The countdown begins!

You have researched the market, so you know that your property is competitively priced. You have completed all the necessary improvements and have made all the arrangements to handle the legal paperwork. Your fact sheet has been prepared and you are ready to sell. So now is the time to start "prospecting" for your "pot of gold" — a prospective buyer. Proper market exposure is the key to finding serious prospective buyers.

• Put up a "For Sale — Private" sign in your front yard. Place it at right angles to your house so that traffic from all directions can see it easily. Make sure that the telephone number is large and easy to read from a passing car. If you are not artistically inclined and cannot create a good-looking painted sign, we recommend that you buy a fluorescent one. Get a large size one. They cost very little but really are noticed.

•  Remember, the rule of thumb with signs is that they should stand out and the telephone number should be easy to read. Buyers usually drive around the areas in which they wish to buy a house, so the sign displaying your telephone number is the most important selling tool you have. The signs advertising your "open house" should be even larger.

•   Tell everyone that you are selling. You would be surprised how fast news travels. Many properties sell by "word of mouth", since prospective buyers are often delighted to move into a neighbourhood where they have friends already.

•  Advertise in your neighbourhood and city newspapers. Take time writing the advertisement. The headline should read "Private Sale" — this is a very important selling feature.

•   Mention the location, price, number of bedrooms and a couple of distinctive features, such as eat-in kitchen, main floor family room, pool-sized lot, fully updated, charming (older) or modern (see the example further down).

•   Make sure your advertisement can be seen among all the others.
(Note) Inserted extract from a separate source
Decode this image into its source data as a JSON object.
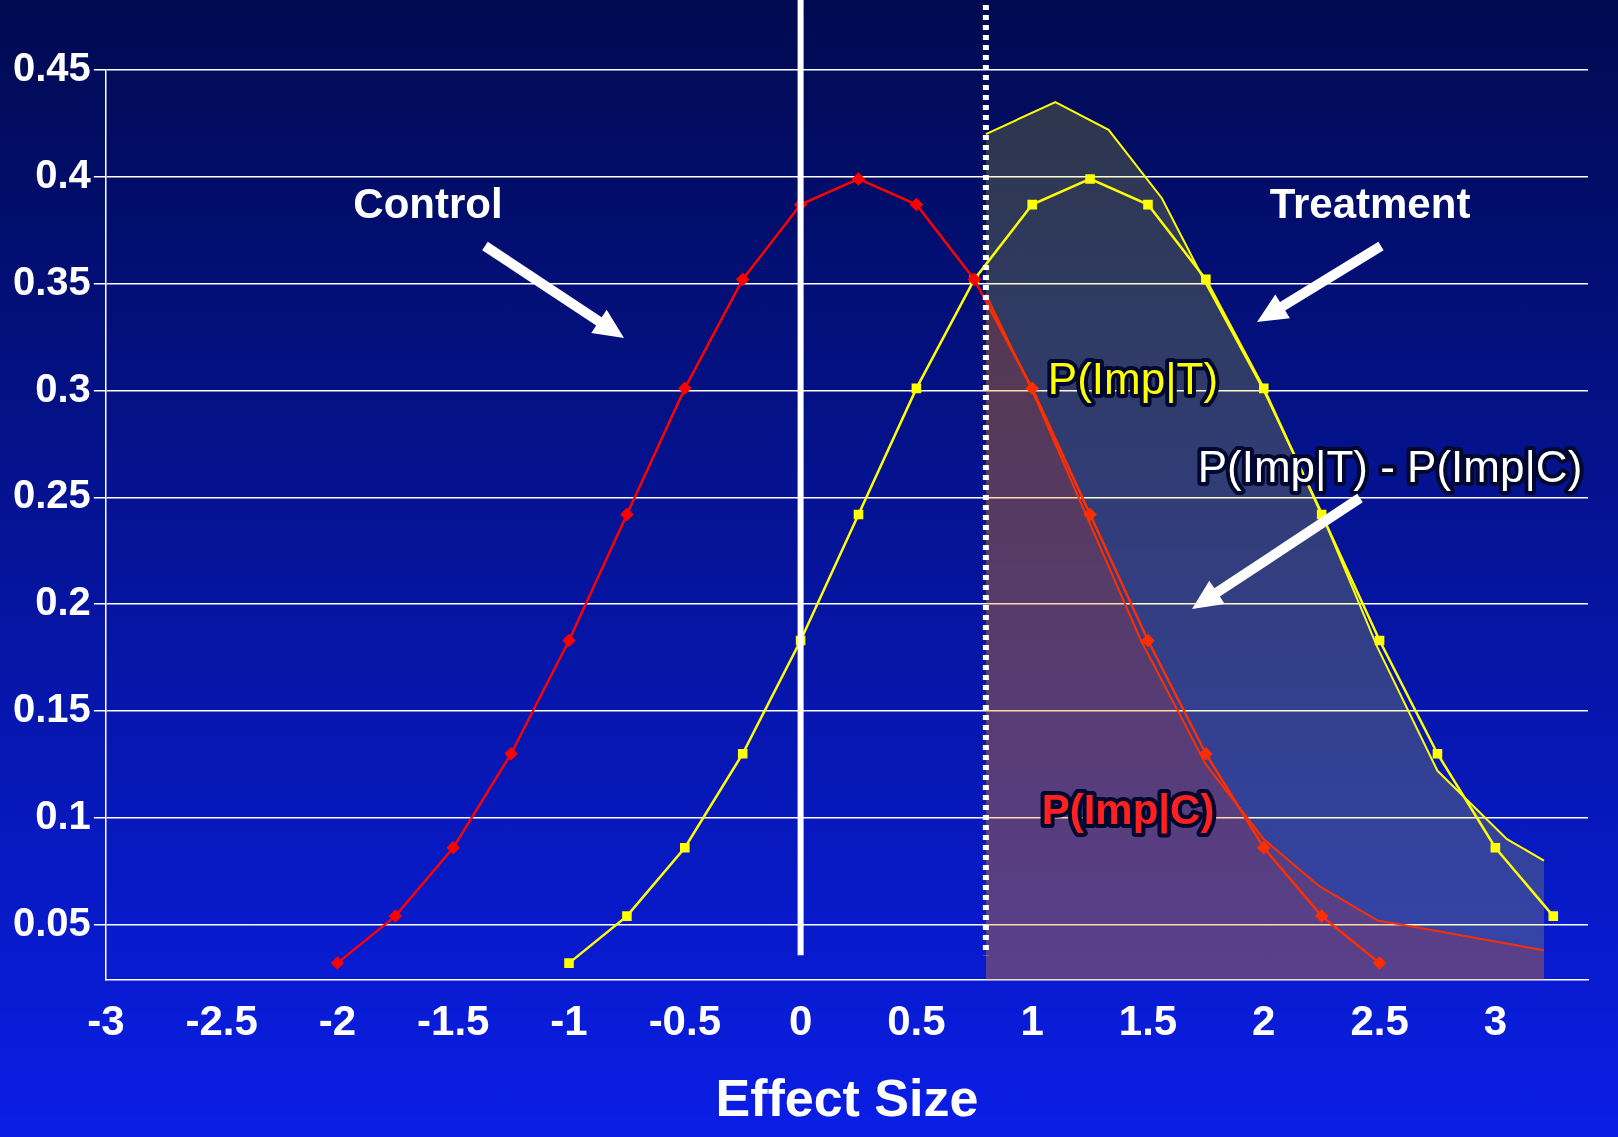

Tell the classified section of the newspaper to put a box around it or to do the heading in bold (heavy) type; these details cost a little more but it can pay off.

•   Look in the "Homes Wanted" section of your newspaper. There may be a prospect warming nicely on that back burner.

•   Advertise frequently, new people start to look in the paper at the beginning of each week. Newspapers give special rates for a full week's repeat advertising.

•  Put up notices in your supermarket, on the bulletin board at work, distribute flyers — in short, get the word out.

•  The telephone numbers (day and evening) you choose to give in your advertising must be answered. Keep a pad next to the telephone. If no one is available to answer calls, get an answering machine. Return calls promptly, if you don't show your interest you may lose a prospective buyer.

Sample Advertisement


Location. Style. Number of bedrooms. Number of bathrooms. Other exceptional features. Amenities.

$ Price                 Phone number


 Keep a fact sheet beside the phone, so that you can refer to it when prospective buyers call. Having these facts set out in front of you will help you sound knowledgeable and calm especially if you are nervous.

•  During this initial contact, answer all questions precisely, but do not "oversell". Encourage callers to view the property. A home is never sold over the telephone.

•   Record all calls made about the house. If possible make appointments at the convenience of the caller. Always, make a note of their name and telephone number in case you have to change the appointment. Asking for names and telephone numbers helps to screen out "tire kickers" who might stand you up and waste your time.

•  Establish "telephone etiquette" for the duration of the sale. Never allow your small children to pick up the receiver. Dissuade your teenagers from frequent use. You might even offer the family car as a bribe to encourage them to go and visit their friends.

•  Hold "open houses". It's the part of house selling that most sellers dread — but they work. Many prospective purchasers will feel more comfortable taking a first look at a time when there is "safety in numbers". (See our pointers on how to manage open houses in Chapter 12: Showing Your House.)